Social Media:
Im Datenschutz-Dilemma


[4.4.2024] Um den schnellen Draht zur Bevölkerung nicht zu verlieren, kommen Kommunen um eine strategisch aufgesetzte Kommunikation auch in den sozialen Medien kaum noch herum. Zur Gretchenfrage wird dabei der Datenschutz: Wie lässt sich das Dilemma lösen?

Soziale Netzwerke sind der direkte Weg, um Menschen zu erreichen. Instagram, Twitter – jetzt X –, Threads, WhatsApp-Channels, TikTok, LinkedIn oder doch noch Facebook? Immer mehr Plattformen und ein steigender Anspruch an Geschwindigkeit und Informationsfluss in der Bürgerkommunikation, während parallel die Frage nach der Einhaltung des Datenschutzes auf den meisten Plattformen unbeantwortet bleibt. Wie können und sollten sich Kommunen heute in diesem Spannungsfeld aufstellen?
Wo früher ein Pressesprecher für eine mittelgroße Stadt reichte, braucht es heute in den Verwaltungen Video-Skills, Community Manager und Corporate Influencer. Doch müssen Verwaltungen wirklich jeden Hype mitmachen? Juristisch gesehen vielleicht nicht – und doch kommen Landkreise, Städte und Gemeinden immer weniger um eine strategisch aufgesetzte Kommunikation auch auf den Social-Media-Plattformen herum. Denn globale Krisen und deren lokale Auswirkungen, Katastrophen und Bürgerbeschwerden vor Ort oder der Fachkräftemangel in den Kitas sowie den Behörden selbst erfordern ein Umdenken: weg von reaktiven Antworten auf Presseanfragen, hin zum aktiven Dialog mit den Menschen zu transparenter Information und der Positionierung als attraktiver Arbeitgeber.

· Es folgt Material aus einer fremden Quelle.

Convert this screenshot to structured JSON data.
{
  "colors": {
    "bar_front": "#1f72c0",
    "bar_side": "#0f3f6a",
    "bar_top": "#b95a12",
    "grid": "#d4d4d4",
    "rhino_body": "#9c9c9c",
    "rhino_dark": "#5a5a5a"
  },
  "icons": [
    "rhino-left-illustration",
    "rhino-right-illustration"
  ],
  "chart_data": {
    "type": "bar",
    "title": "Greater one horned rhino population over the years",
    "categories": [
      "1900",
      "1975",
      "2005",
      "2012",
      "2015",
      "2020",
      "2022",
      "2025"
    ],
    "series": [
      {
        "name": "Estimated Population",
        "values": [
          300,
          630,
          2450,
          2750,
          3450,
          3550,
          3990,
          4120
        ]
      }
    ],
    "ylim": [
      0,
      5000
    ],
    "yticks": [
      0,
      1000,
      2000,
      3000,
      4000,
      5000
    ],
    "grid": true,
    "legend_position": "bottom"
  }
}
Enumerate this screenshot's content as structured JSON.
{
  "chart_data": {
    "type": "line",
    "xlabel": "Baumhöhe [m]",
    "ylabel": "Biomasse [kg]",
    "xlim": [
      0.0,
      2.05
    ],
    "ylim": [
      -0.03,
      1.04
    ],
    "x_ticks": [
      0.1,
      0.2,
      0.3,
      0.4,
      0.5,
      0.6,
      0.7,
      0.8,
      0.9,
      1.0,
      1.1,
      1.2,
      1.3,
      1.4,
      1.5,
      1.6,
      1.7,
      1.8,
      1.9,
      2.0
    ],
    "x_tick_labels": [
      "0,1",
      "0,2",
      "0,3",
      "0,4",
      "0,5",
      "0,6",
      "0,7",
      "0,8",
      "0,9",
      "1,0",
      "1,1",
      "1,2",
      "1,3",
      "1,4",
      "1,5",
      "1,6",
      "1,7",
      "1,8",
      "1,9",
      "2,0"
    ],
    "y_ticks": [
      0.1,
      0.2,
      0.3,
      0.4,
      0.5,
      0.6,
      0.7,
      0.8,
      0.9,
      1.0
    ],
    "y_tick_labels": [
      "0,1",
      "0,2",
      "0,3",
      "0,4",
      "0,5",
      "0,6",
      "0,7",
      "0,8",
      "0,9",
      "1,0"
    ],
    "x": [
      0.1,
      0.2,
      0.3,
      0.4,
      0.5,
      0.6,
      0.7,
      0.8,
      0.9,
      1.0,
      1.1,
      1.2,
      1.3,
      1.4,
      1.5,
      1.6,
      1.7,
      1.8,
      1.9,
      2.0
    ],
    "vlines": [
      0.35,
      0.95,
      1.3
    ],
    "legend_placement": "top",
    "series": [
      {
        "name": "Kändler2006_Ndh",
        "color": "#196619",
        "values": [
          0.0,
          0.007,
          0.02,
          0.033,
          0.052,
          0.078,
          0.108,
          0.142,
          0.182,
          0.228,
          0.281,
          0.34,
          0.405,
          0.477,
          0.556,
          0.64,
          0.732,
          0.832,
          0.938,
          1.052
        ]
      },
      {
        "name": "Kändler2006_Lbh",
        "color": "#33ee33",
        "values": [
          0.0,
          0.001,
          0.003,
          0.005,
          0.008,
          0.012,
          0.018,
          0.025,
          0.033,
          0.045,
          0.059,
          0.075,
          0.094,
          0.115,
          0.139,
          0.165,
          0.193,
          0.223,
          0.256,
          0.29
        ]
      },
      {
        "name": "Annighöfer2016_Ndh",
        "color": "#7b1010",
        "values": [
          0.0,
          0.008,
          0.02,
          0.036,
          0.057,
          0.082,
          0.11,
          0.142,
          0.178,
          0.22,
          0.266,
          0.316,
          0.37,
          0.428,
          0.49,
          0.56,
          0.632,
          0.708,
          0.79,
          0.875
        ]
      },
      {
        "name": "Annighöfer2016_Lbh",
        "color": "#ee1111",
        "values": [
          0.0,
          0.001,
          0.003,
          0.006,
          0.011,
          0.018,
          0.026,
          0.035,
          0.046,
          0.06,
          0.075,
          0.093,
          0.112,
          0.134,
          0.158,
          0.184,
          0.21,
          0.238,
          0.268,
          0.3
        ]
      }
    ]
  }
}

Wichtigste Brücke zu den Bürgern

Damit wächst das Aufgabenspektrum in den Pressestellen und eben auch die Anforderungen an Fähigkeiten, Spezialisierungen und völlig neu gedachte Prozesse auf multiplen Kanälen. Das wirft jede Menge neuer Fragen auch juristischer Natur auf. Über was dürfen Verwaltungen überhaupt berichten? Wann ist das Sachlichkeitsgebot verletzt? Und wie ist mit dem Dilemma umzugehen, dass nahezu keine Social-Media-Plattform datenschutzkonform betrieben werden kann? Der letzte Punkt wird dabei zur Gretchenfrage. Sollte es Behörden – und damit nicht nur Stadtverwaltungen, sondern auch dem Brand- und Katastrophenschutz, der Polizei, Schulen und Ministerien – verboten werden, auf Plattformen wie Facebook unterwegs zu sein, geht die aktuell wichtigste Brücke zu den Menschen verloren.
Denn, so ehrlich müssen wir sein: Erreichen wir die Bürgerinnen und Bürger nicht mehr dort, wo sie große Teile ihrer Medien konsumieren, kommen Informationen zu Serviceleistungen, Veranstaltungen, Beteiligungsprozessen oder schlicht geänderte Öffnungszeiten bei vielen gar nicht mehr an. Die Kluft zwischen dem, was die Stadtverwaltung tut, und dem, was die Menschen davon wissen, wird zunehmend größer.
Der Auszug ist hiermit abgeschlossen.